Eye For Film >> Movies >> After The Wedding (2019) Film Review
After The Wedding
Reviewed by: Richard Mowe
Family sagas have a certain hypnotic fascination for many viewers - and in this one, director Bart Freundlich puts it through the mill for a second time. With the original director’s blessing, he has refashioned Susanne Bier’s Oscar-nominated Danish title and refocused it on Long Island and, to lend a different dynamic, swapped the genders of the leads.
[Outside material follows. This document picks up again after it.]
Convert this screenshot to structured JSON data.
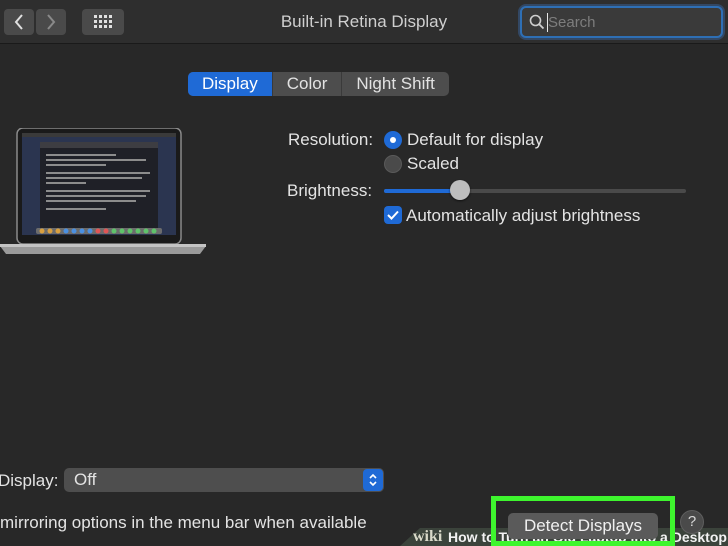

Imitation may be the sincerest form of flattery but most remakes struggle to trump the first inspiration.
Freundlich delivers an old-fashioned take as personal revelations unfurl to a rather contrived denouement. That doesn’t stop the main actors from flexing their performance muscles to some effect especially Julianne Moore as business supremo Theresa and Billy Crudup as her supportive artist husband Oscar.
Michelle Williams on the other hand seems overly constrained by her character of Isabel, first glimpsed meditating at an orphanage on the outskirts of Calcutta. She keeps her charges off the streets and gives them succour, developing a particular attachment to one delightful wide-eyed young boy Jai (Vir Pachisia) whom she has brought up since he was discovered abandoned on the streets.The orphanage needs a desperate injection of funds and Isabel is delegated to fly to New York to seek a benefactor in Theresa’s media company.
The contrast between the rigours of life in India and the plush lifestyle of the New Yorkers could not be more acute. Isabel arrives to find Theresa involved in the preparations for the wedding of her daughter Grace (an excellent portrayal by newcomer Abby Quinn) to a young company executive Joathan (Alex Esola).
She is invited to attend so that Theresa can prolong their discussions after the weekend. Isabel clearly disapproves of the lavish hospitality on display and looks thoroughly uncomfortable, not least because of the emerging shared history revealed between her and Oscar. Soon it becomes clear where we’re heading, while a painful secret emerges that provides an explanation for Theresa’s rather erratic behavioural patterns. No one does drink-fuelled inner angst better than Moore.
Freundlich as writer-director has made six features, starting with 1997's The Myth Of Fingerprints, many of them starring his wife Moore, and he demonstrates a gift for extracting fine performances from his cast including the lesser known names.
It’s all watchable enough if lacking real dramatic tension while there is no convincing conclusion about the imperative of remaking the original other than there was an easily accessible narrative available.